The Heart - Page 34/151

Thus we rode homeward, and presently came in sight of the Cavendish

tobacco-fields overlapped with the fresh green of young leaves like

the bosses of a shield, and on the right waved rosy garlands of the

locust grove, and such a wonderful strong sweetness of honey came

from it that we seemed to breast it like a wave, and caught our

breaths, and there was a mighty hum of bees like a hundred

spinning-wheels. But Mistress Mary and I regarded mostly that green

stretch of tobacco, and each of us had our thoughts, and presently

out came hers--"Master Wingfield, I pray you, whose tobacco may

that be?" she inquired in a sudden, fierce fashion.

"Madam Cavendish's and yours and your sister's," said I.

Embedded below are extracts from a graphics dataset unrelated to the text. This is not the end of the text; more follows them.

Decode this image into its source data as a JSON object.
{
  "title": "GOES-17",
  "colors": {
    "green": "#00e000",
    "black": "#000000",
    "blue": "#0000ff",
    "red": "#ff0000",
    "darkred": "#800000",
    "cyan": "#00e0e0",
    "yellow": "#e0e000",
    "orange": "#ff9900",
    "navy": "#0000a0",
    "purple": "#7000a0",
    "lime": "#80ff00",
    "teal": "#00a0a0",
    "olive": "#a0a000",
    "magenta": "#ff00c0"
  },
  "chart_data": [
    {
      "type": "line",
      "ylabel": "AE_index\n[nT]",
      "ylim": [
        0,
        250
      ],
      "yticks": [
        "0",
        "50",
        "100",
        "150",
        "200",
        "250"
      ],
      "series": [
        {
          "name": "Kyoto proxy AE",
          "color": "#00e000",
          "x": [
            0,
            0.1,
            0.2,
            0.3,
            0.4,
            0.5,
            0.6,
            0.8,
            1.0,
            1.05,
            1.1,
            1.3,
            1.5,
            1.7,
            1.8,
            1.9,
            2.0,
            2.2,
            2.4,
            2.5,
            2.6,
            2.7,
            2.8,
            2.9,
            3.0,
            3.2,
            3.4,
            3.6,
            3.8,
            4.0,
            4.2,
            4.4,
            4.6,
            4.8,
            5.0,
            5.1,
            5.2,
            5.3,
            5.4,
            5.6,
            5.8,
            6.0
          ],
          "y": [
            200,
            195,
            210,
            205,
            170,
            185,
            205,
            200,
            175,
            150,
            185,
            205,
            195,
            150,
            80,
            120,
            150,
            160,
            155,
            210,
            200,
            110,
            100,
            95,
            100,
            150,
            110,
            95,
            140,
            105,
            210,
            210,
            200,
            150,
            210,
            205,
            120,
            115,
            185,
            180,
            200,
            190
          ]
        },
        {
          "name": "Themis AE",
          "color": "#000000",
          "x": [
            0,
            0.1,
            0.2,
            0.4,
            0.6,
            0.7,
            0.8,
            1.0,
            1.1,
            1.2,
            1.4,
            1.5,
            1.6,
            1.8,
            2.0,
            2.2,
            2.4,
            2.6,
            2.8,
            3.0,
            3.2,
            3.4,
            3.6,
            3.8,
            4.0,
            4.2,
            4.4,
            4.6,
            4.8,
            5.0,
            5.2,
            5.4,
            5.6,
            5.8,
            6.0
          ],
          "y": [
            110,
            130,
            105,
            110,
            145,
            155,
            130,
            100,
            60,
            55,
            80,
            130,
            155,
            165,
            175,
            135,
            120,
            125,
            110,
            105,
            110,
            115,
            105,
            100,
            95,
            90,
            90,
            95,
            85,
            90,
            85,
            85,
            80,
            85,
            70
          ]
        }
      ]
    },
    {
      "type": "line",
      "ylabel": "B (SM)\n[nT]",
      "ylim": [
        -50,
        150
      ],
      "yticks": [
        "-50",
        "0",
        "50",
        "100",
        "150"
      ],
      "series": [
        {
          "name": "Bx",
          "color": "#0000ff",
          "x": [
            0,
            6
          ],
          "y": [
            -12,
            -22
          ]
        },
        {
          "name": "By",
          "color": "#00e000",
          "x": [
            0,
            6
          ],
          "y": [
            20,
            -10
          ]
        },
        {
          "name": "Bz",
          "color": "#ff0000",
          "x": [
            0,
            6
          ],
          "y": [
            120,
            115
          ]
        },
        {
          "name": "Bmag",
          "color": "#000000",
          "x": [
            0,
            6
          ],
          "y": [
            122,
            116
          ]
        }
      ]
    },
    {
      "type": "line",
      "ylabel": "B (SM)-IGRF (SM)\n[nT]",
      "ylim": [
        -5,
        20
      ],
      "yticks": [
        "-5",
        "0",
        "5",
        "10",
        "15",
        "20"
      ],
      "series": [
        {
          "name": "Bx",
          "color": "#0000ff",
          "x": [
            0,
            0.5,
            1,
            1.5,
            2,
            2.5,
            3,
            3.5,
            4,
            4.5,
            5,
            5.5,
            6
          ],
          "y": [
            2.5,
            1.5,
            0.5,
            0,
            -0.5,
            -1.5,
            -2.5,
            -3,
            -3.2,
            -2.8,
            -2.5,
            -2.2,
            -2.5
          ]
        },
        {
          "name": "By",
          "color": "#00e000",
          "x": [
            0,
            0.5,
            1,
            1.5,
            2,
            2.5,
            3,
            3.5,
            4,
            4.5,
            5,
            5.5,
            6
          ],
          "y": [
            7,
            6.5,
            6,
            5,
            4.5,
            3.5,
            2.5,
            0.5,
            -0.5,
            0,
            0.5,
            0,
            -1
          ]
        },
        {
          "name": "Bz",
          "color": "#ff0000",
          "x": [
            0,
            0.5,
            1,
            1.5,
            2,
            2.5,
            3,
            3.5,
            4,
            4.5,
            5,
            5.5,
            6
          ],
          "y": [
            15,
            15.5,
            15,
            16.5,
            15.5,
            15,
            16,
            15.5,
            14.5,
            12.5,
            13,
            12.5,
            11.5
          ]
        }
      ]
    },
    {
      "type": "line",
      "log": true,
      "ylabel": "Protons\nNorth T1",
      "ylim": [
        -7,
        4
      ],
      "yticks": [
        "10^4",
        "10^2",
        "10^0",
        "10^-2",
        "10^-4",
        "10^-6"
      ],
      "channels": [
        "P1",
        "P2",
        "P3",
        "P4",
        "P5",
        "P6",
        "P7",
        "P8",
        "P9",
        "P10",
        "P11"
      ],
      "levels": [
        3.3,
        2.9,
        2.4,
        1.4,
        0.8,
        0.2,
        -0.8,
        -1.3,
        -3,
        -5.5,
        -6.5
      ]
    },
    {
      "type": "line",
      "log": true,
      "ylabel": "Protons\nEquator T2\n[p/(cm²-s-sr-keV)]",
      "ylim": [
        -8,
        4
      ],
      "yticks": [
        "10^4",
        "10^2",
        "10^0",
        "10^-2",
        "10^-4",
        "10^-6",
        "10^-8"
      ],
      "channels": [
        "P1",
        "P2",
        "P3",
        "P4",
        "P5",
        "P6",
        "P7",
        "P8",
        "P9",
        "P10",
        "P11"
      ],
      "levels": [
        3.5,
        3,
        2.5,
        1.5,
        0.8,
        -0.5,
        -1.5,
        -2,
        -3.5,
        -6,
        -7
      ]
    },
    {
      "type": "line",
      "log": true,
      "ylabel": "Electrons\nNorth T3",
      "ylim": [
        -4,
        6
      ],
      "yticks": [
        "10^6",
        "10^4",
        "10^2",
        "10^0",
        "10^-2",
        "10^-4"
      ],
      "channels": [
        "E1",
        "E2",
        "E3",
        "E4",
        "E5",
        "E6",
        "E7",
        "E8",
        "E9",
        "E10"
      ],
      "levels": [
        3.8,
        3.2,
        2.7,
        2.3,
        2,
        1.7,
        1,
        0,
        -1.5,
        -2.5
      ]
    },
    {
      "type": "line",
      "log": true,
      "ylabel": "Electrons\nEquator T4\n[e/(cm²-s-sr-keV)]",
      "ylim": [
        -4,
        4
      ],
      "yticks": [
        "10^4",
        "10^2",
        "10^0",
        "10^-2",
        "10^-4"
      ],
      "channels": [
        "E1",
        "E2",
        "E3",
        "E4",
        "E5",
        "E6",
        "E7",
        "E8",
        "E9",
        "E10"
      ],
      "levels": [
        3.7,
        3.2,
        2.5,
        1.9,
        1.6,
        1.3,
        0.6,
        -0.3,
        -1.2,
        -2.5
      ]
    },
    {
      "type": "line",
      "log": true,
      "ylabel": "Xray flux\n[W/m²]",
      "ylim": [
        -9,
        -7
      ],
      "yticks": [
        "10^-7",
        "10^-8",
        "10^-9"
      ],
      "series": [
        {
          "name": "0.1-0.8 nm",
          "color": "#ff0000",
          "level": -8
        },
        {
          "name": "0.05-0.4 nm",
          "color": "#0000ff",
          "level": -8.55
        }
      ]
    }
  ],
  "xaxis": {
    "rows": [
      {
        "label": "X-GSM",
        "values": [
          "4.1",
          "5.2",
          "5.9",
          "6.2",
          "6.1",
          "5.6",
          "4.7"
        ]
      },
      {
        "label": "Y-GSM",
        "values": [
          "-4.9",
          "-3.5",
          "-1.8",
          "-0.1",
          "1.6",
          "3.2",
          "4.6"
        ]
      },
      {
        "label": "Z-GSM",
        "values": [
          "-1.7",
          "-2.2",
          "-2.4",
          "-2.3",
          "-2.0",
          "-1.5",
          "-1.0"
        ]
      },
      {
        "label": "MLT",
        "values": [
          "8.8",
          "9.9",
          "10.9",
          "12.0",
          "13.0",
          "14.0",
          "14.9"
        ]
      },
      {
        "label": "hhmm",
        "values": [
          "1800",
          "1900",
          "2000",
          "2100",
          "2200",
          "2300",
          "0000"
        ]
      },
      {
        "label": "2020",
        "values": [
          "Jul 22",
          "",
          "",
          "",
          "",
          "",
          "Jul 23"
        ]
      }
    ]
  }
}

"Nay," said she, "'tis the king's." Then she tossed her head again

and rode on, and said not another word, nor I, but I knew well what

she meant. Since the Navigation Act, it was, indeed, small profit

any one had of his own tobacco, since it all went into the exchequer

of the king, and I did not gainsay her.

When we had passed the negro huts, swarming with black babies

shining in the sun as sleek as mahogany, and all turning toward us

with a marvellous flashing of white eyeballs and opening of red

mouths of smiles, all at once, like some garden bed of black

flowers, at the sight of our gay advance, we reached the great

house, and Mistress Catherine stood in the door clad in a green

satin gown which caught the light with smooth shimmers like the

green sheath of a marsh lily.

Her bare, slender arms were clasped before her, and her long, white

neck was bent into an arch of watchful grace. Her face was the

gravest I ever saw on maid, and not to be reconciled with my first

acquaintance with her, thereby giving me always a slight doubt as of

a mask, but her every feature was as clear and fine as ivory, and

her head proudly crowned with great wealth of hair. Catherine

Cavendish was esteemed a great beauty, by both men and women, which

shows, perchance, that her beauty availed her little in some ways,

else it had not been so freely admitted by her own sex. However that

may be, Catherine Cavendish had had few lovers as compared with many

a maid less fair and less dowered, and at this time she seemed to

have settled into an expectation and contentment of singleness.

She stood looking at her sister and me as we rode toward her, and

the sun was full on her face, which had the cool glimmer of a pearl

in the golden light, and her wide-open eyes never wavered. As she

stood there she might have been the portrait of herself, such a look

had she of unchanging quiet, and the wonder and incredulity which

always seized me at the sight of her to reconcile what I knew with

what she seemed, was strong upon me.